Diminishing Musharakah
CA-3.6.8
This form of Musharakah is a means whereby a bank can provide term finance to a client on a profit and loss sharing basis. The bank enters into this type of Musharakah with the objective of transferring the ownership to the partner/customer, where the bank acts as a joint-owner of the asset with a promise by the partner to purchase the bank's share making a payment on one or more specified future dates. The bank's selling price is normally based on the fair value of the partnership share being transferred on the date of each purchase, which may expose the bank to the risk of selling its share of ownership below the acquisition price.
Apr 08CA-3.6.9
As a joint-owner, the bank is also entitled to its share of revenue generated from the assets of the Musharakah, such as Ijarah lease rentals in which the rental entitlements to the bank shall be adjusted periodically according to the bank's share of ownership in the asset.
Apr 08CA-3.6.10
The bank's position in a Diminishing Musharakah thus entails two kinds of exposure.
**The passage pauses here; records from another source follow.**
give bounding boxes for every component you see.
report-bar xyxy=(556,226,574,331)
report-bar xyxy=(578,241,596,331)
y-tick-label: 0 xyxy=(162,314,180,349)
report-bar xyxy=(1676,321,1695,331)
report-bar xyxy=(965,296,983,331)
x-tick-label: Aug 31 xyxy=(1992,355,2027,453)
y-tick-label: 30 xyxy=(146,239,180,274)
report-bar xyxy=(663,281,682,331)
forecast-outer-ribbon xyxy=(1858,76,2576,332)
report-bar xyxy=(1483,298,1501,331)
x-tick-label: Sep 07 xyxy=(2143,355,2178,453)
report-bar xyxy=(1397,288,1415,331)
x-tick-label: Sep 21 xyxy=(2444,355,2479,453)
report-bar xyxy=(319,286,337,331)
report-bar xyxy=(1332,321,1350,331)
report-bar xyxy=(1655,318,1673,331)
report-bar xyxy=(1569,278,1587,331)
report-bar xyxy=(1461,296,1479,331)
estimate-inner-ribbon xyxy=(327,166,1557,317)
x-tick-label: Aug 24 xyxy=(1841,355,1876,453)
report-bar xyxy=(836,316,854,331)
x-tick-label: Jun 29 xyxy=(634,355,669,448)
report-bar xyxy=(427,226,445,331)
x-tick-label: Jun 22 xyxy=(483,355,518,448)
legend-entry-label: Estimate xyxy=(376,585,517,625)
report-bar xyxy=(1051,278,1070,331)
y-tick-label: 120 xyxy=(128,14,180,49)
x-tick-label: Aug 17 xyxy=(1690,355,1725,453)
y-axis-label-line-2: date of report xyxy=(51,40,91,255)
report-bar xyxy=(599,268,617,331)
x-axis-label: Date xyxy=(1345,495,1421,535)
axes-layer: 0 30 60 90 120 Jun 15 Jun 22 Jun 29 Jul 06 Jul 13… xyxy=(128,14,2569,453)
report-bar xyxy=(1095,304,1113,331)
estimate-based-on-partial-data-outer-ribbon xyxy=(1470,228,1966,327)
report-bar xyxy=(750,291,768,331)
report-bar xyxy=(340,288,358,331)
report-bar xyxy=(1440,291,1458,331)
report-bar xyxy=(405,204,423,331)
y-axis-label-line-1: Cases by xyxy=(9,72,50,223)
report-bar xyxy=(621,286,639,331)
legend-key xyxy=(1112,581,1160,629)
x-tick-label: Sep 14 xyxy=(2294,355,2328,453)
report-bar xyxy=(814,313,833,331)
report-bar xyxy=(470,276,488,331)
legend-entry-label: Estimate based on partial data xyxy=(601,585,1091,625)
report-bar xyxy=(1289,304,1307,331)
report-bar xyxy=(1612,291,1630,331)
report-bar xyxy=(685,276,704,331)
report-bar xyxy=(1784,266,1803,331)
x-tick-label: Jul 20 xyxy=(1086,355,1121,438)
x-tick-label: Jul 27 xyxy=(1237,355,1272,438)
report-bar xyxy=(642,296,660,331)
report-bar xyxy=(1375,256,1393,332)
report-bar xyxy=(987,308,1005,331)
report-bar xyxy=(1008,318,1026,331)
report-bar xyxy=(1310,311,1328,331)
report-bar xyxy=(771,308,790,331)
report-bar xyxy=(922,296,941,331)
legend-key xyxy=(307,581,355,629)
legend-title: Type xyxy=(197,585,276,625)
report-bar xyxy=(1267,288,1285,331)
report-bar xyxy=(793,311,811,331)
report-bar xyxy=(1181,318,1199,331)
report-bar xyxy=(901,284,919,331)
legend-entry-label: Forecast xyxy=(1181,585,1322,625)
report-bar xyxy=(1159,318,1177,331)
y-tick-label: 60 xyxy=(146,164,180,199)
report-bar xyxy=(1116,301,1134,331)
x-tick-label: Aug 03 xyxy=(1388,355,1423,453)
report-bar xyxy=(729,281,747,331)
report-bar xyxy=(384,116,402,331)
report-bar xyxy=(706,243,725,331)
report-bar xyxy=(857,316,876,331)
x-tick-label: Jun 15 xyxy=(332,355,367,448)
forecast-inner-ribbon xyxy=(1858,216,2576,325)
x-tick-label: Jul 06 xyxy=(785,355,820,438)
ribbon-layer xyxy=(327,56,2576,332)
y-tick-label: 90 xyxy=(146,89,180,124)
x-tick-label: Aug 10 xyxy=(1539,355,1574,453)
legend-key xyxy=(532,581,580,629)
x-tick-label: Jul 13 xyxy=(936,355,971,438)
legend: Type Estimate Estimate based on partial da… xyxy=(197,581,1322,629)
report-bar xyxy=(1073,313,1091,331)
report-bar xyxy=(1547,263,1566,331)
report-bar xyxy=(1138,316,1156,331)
The amounts due from the partner to purchase the agreed shares of the asset on the agreed dates are subject to credit risk in respect of the partner's ability and willingness to pay, with the shares of the partner in the asset providing credit risk mitigation as collateral. The capital invested by the bank is also subject to the risk that the amounts recoverable from the partner may be less than the amount invested because the value of the Musharakah assets has decreased (capital impairment risk).